Enabling multicore jobs and jobs requesting large amounts of memory

From PDP/Grid Wiki
Revision as of 15:37, 10 April 2014 by Templon@nikhef.nl (talk | contribs) (→‎The submit filter)
(diff) ← Older revision | Latest revision (diff) | Newer revision → (diff)
Jump to navigationJump to search

This article describes

Introduction

Certain applications will benefit from access to more than core (logical CPU) on the same physical computer. Grid jobs that use more than one core are referred to as multicore jobs.

Other applications require a specific amount of memory to run efficiently or successfully. Such jobs are called large-memory jobs in this article (because they often require a higher-than-default amount of memory on the machine).

The Cream Computing Elements (CreamCEs) offer support for multicore jobs and large-memory jobs, although they need some additional configuration to forward the job requirements to the batch system.

This article describes the support of multicore jobs or large-memory jobs at the Cream Computing Elements at Nikhef. Section System Configuration describes the setup of the system. In section Submitting multicore or (large) memory jobs, the information relevant to end users is presented.

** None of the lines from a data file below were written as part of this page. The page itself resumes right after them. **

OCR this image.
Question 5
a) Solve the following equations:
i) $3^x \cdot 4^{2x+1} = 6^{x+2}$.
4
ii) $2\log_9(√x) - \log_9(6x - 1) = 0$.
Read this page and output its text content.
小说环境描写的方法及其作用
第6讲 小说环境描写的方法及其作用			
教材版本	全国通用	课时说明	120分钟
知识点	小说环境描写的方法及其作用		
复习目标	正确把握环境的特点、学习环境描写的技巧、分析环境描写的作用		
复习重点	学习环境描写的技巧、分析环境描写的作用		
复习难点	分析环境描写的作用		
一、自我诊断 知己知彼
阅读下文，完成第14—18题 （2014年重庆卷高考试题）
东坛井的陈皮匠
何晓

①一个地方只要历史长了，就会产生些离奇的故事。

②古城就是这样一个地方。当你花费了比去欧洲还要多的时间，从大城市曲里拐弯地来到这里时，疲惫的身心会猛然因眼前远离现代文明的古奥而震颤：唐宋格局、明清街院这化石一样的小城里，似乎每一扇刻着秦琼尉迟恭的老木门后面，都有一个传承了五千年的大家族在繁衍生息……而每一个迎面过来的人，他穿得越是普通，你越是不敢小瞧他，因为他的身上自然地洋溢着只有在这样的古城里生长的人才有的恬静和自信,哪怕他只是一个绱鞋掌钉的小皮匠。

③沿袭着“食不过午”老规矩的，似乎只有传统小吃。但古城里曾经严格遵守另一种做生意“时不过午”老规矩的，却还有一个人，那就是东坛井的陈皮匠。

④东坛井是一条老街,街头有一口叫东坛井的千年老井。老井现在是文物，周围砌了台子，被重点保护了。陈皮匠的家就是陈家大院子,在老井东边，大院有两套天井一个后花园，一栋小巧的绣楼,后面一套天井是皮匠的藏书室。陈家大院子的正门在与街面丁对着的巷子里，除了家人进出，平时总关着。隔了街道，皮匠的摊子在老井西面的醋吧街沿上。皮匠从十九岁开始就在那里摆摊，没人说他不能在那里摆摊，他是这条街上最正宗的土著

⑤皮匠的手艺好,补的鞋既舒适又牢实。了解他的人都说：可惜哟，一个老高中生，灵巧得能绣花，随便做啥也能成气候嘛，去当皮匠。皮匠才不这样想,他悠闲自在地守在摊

The information presented here is valid for the UMD-1 version of the CreamCE in combination with a batch system based on Torque 2.3. Other versions of the CreamCE (in particular the nearly unsupported gLite 3.2 version) may require different configuration. Other versions of the Torque batch system may work fine, although that hasn't been verified. Different batch systems fall outside the scope of this article.

System Configuration

Two services are involved in the submission of grid jobs requiring multiple cores or specific amounts of memory: the CreamCE and the Torque batch system. The CreamCE is the entry point for a grid job at a site. The CreamCE processes the resource requests (passed via the JDL file) and translates them into a format that is specific for the batch system implementation. The batch system can then allocate the requested resources.

Setup at the CreamCE

To support multicore jobs or memory requests, the CreamCE must recognize these requests and translate them into directives for the Torque batch system. In the implementation discussed here, the CreamCE needs 3 files:

  • A script to process specific resource requests Media:pbs_local_submit_attributes.sh. This file should be installed as /usr/libexec/pbs_local_submit_attributes.sh on the CreamCE (for UMD-2 and UMD-3; it was /usr/bin for UMD-1). It processes memory resource requests, and requests for a minimum CPU or wall time.
  • A configuration file to activate this submit filter Media:torque.cfg. This file should be stored as /var/spool/pbs/torque.cfg.
  • A Torque submit filter to write the input for the batch system Media:torque_submit_filter-v2.pl. This file should be installed as /usr/local/sbin/torque_submit_filter.pl (actually: the location specified in file torque.cfg above as value for SUBMITFILTER). The submit filter is discussed below in more detail.

The submit filter

The submit filter processes the initial input for the batch system. It inspects the requested resources and may change them before writing the (possibly modified) input to standard output (which is forwarded to the batch server).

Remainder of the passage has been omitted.